Several key plant components of the signaling cascade leading to arbuscular mycorrhiza initiation have been identified in the last years, including the receptor kinase NORK, thanks to genetic and molecular approaches. At the fungal side of the symbiosis, advances have mainly taking place using molecular cloning approaches that led to the identification of some genes regulated in response to plant signals. In this project we are trying to identify fungal effector molecules able to trigger the initiation of the recognition of the fungal partner in the plant using complementary approaches. An in vitro bioassay based on the expression of a reporter gene under the control of an early mycorrhiza-induced M. truncatula gene has being established using hairy root explants.

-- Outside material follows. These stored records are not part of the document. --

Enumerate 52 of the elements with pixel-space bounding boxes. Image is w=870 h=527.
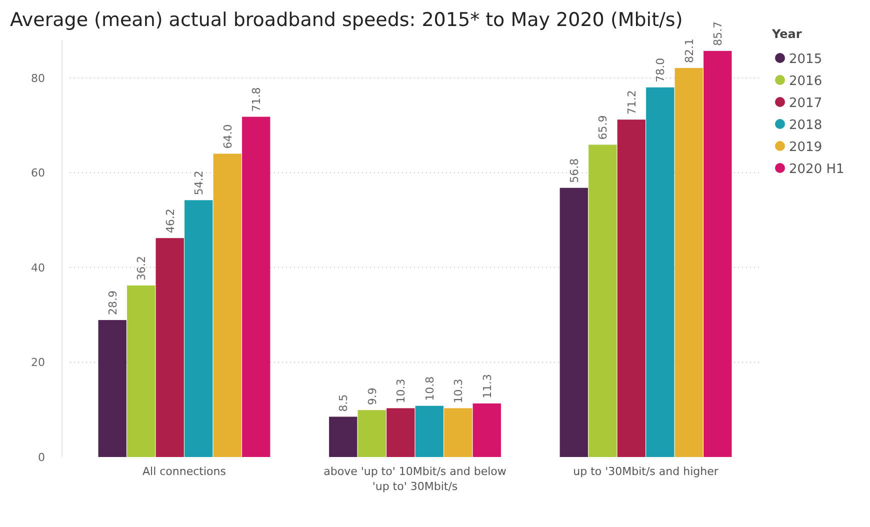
bar (213, 154, 242, 457)
bar (704, 50, 732, 457)
legend-label: 2019 (789, 140, 822, 155)
text: 36.2 (135, 256, 148, 280)
bar (184, 200, 213, 457)
x-tick-label: above 'up to' 10Mbit/s and below 'up to' 30Mbit/s (324, 465, 506, 493)
legend-title: Year (771, 27, 802, 41)
text: 10.3 (452, 378, 466, 404)
bar (127, 285, 156, 457)
text: 9.9 (366, 388, 379, 406)
bar (358, 410, 386, 457)
bar (646, 87, 674, 457)
y-tick-label: 40 (31, 261, 45, 274)
text: 11.3 (480, 374, 494, 398)
text: 65.9 (596, 115, 610, 140)
legend-label: 2017 (789, 96, 822, 111)
text: 64.0 (221, 124, 234, 149)
text: 71.2 (625, 90, 638, 115)
bar (674, 68, 703, 457)
text: 46.2 (164, 208, 177, 234)
text: 78.0 (654, 58, 668, 82)
bar (329, 416, 358, 457)
text: 82.1 (682, 38, 696, 63)
bar (386, 408, 415, 457)
bar (444, 408, 472, 457)
legend-label: 2020 H1 (789, 162, 844, 177)
y-tick-label: 0 (38, 451, 45, 464)
text: 10.3 (394, 378, 408, 404)
text: 8.5 (337, 394, 350, 412)
y-tick-label: 20 (31, 356, 45, 370)
chart-title: Average (mean) actual broadband speeds: 2015* to May 2020 (Mbit/s) (10, 9, 683, 31)
text: 56.8 (568, 158, 581, 183)
bar (98, 320, 126, 457)
bar (617, 120, 646, 457)
legend-label: 2015 (789, 52, 822, 67)
bar (415, 406, 444, 457)
bar (156, 238, 184, 457)
y-tick-label: 80 (31, 72, 45, 85)
bar (472, 403, 501, 457)
bar (242, 116, 270, 457)
text: 28.9 (106, 290, 120, 316)
x-tick-label: up to '30Mbit/s and higher (573, 465, 719, 478)
bar (588, 144, 617, 457)
legend-label: 2016 (789, 74, 822, 89)
text: 10.8 (423, 376, 436, 401)
legend-label: 2018 (789, 118, 822, 133)
text: 54.2 (192, 170, 206, 196)
text: 85.7 (712, 21, 725, 46)
x-tick-label: All connections (142, 465, 226, 478)
bar (560, 188, 588, 457)
y-tick-label: 60 (31, 166, 45, 180)
text: 71.8 (250, 87, 264, 112)
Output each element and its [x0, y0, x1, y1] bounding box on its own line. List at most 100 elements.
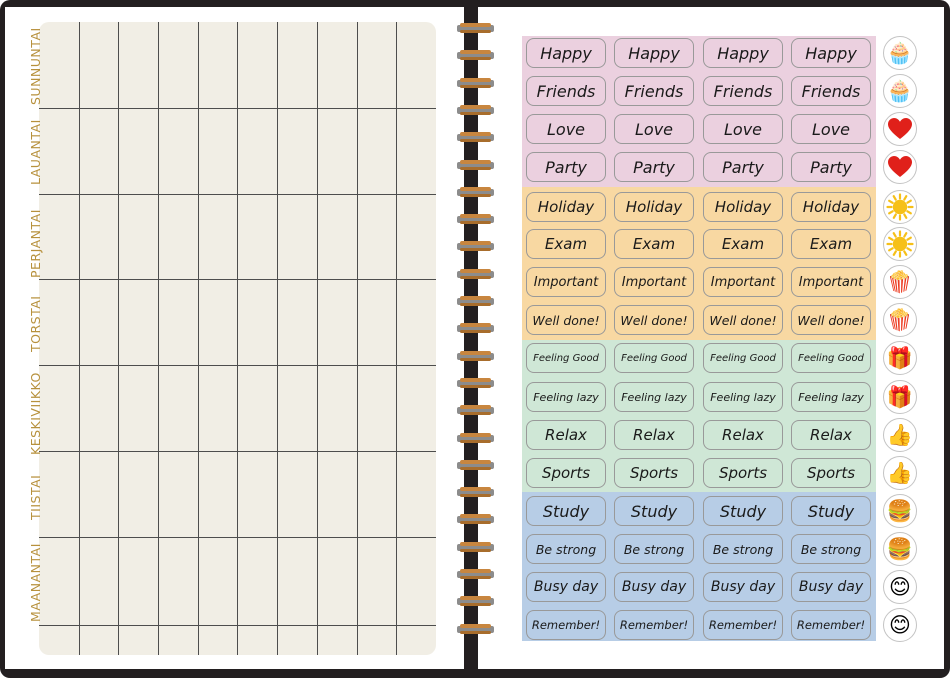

With this system, both genetic and biochemical techniques are being used to identify arbuscular mycorrhizal secreted proteins triggering induction of reporter genes. Different developmental stages of the fungal life cycle have been used, including pre-symbiotic mycelium, appressoria, arbuscules and plant-induced extraradical mycelium. Fungal cDNAs are then screened for secretion peptides, which drive expression and secretion of a truncated invertase gene and promote yeast growth on sucrose (YSST= yeast signal sequence trap method). Subsequently, candidate effectors are functionally validated in planta for their ability to turn on the promoter-reporter construct in the bioassay. In parallel yeast two hybrid libraries of fungal material have been established and screened for interacting partners of the symbiosis receptor kinase NORK. Two possibly secreted proteins have been identified that interact with the LRR domain of NORK and will be validated in planta as effector molecules.